In such environments, a custom SpanExporter with in-memory storage cannot aggregate traces across nodes. Each node would only see its own spans, making it impossible to view the complete picture of a distributed trace.
Proposed solution
We should provide a SpanExporter implementation that persists trace data to Fedify's KvStore, which is already designed to be shared across nodes. This allows all nodes in a distributed deployment to write to the same storage, and the debug dashboard can query this shared storage to display complete traces.
The key insight is that OpenTelemetry's context propagation (which Fedify already implements via the traceContext field in InboxMessage, OutboxMessage, and FanoutMessage) ensures that all spans belonging to the same logical request share the same trace ID, even when they execute on different nodes. By storing spans keyed by their trace ID, we can later retrieve all activities that occurred within a single request.
A rough sketch of the API might look like:
import { createFederation } from "@fedify/fedify";
import { RedisKvStore } from "@fedify/redis";
import { FedifySpanExporter } from "@fedify/fedify/otel";
import { NodeTracerProvider, SimpleSpanProcessor } from "@opentelemetry/sdk-trace-node";
const kv = new RedisKvStore(redis);
// Create the exporter that writes to KvStore
const fedifyExporter = new FedifySpanExporter(kv, {
ttl: Temporal.Duration.from({ hours: 1 }),
});
const tracerProvider = new NodeTracerProvider();
tracerProvider.addSpanProcessor(new SimpleSpanProcessor(fedifyExporter));
const federation = createFederation({
kv,
tracerProvider,
});
// Later, in the debug dashboard endpoint:
app.get("/debug/traces/:traceId", async (req, res) => {
const activities = await fedifyExporter.getActivitiesByTraceId(req.params.traceId);
res.json(activities);
});
app.get("/debug/traces", async (req, res) => {
const recentTraces = await fedifyExporter.getRecentTraces({ limit: 100 });
res.json(recentTraces);
});Storage strategy
There are two possible approaches for storing trace data, depending on what operations the KvStore supports.
When the KvStore provides a list() operation (see #498), each activity record can be stored under its own key using a pattern like ["traces", traceId, spanId]. Retrieving all activities for a trace becomes a prefix scan over ["traces", traceId]. This approach is simple and avoids any concurrency issues since each span writes to a unique key.
When the KvStore only provides cas() but not list(), activities must be stored as a list under a single key ["traces", traceId]. Appending a new activity requires reading the existing list, adding the new item, and writing it back using compare-and-swap to handle concurrent writes. This works but is less efficient and may experience contention under high load.
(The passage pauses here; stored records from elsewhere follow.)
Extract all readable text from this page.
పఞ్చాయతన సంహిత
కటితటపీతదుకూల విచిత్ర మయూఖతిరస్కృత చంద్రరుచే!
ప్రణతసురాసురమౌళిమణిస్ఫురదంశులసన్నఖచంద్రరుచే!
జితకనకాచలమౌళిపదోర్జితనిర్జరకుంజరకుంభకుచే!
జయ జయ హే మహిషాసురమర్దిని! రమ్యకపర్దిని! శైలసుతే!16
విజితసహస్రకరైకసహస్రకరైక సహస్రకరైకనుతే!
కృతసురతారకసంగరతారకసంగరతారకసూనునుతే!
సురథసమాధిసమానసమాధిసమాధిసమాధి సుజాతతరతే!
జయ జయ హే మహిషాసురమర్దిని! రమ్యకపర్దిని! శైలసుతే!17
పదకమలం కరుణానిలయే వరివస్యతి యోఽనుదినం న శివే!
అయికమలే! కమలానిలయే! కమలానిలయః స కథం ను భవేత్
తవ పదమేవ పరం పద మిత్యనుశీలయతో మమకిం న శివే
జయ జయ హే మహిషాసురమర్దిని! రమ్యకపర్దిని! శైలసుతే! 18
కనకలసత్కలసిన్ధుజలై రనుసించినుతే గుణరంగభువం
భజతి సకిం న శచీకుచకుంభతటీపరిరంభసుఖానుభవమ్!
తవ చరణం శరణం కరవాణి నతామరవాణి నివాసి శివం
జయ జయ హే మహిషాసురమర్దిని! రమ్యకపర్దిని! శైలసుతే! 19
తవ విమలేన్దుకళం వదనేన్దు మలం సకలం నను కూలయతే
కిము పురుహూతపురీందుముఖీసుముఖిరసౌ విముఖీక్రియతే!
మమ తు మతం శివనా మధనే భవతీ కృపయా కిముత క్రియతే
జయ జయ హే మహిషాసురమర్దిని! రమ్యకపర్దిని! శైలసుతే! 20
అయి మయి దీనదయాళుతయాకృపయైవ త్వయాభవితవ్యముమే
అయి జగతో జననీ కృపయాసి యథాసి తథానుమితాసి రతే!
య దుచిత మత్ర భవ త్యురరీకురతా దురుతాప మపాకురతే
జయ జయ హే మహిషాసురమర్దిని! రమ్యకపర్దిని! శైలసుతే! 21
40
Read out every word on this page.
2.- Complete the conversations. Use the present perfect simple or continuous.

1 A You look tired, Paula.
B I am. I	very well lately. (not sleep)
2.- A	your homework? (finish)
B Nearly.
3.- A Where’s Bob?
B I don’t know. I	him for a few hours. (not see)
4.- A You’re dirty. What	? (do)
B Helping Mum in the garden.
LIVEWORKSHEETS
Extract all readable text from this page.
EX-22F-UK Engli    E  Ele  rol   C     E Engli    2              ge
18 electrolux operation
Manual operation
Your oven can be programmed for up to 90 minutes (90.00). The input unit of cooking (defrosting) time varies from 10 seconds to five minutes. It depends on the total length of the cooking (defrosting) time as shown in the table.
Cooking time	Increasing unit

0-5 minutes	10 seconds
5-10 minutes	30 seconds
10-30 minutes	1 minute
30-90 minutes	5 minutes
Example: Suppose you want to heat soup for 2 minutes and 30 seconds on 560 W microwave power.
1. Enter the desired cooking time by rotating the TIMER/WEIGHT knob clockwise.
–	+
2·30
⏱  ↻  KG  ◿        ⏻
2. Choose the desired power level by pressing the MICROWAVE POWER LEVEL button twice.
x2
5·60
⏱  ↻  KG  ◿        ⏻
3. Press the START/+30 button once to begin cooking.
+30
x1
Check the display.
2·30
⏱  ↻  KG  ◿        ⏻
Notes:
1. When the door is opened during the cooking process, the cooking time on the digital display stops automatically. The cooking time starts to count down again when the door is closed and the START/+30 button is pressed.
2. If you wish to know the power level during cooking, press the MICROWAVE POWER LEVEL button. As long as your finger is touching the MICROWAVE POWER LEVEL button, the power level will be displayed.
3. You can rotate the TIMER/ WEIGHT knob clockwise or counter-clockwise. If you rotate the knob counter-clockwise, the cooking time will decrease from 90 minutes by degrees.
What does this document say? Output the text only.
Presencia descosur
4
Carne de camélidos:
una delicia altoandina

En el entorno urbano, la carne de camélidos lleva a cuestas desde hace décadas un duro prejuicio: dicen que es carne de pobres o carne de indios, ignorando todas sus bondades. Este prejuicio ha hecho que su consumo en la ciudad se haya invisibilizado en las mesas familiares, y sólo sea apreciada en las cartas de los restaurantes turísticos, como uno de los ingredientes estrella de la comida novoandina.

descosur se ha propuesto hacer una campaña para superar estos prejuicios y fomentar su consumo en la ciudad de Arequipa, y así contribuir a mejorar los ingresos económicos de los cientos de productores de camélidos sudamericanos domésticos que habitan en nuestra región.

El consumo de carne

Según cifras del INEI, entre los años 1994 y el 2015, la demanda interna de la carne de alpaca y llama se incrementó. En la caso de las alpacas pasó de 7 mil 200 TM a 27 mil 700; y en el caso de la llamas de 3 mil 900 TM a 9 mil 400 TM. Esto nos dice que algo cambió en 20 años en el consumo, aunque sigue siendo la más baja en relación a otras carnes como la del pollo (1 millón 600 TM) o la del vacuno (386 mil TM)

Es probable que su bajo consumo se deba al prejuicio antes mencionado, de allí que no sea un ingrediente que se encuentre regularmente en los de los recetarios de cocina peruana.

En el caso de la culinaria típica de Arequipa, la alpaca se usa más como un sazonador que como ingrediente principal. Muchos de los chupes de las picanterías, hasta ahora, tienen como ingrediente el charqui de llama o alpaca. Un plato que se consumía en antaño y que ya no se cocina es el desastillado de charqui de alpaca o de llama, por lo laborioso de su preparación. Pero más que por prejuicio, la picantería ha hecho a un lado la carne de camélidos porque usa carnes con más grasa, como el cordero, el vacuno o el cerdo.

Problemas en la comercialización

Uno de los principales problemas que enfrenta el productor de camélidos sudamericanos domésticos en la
If the KvStore provides neither list() nor cas(), the exporter should throw an error at construction time with a clear message explaining which KvStore capabilities are required.
Data model
Each stored record should contain enough information to reconstruct the activity flow:
interface TraceActivityRecord {
traceId: string;
spanId: string;
parentSpanId?: string;
direction: "inbound" | "outbound";
activityType: string;
activityId?: string;
activityJson: string;
verified?: boolean;
timestamp: string;
// For outbound activities
inboxUrl?: string;
}The exporter should extract this information from the span events added in PR #483, specifically activitypub.activity.received and activitypub.activity.sent.
Relationship to other issues
This issue depends on #498 (adding optional list() operation to KvStore), which should be implemented first. While the exporter can fall back to cas() for KvStore implementations that lack list(), the list() operation provides a more robust and efficient solution.
This issue is part of the larger effort to build a real-time ActivityPub debug dashboard (originally discussed in #234 and #323).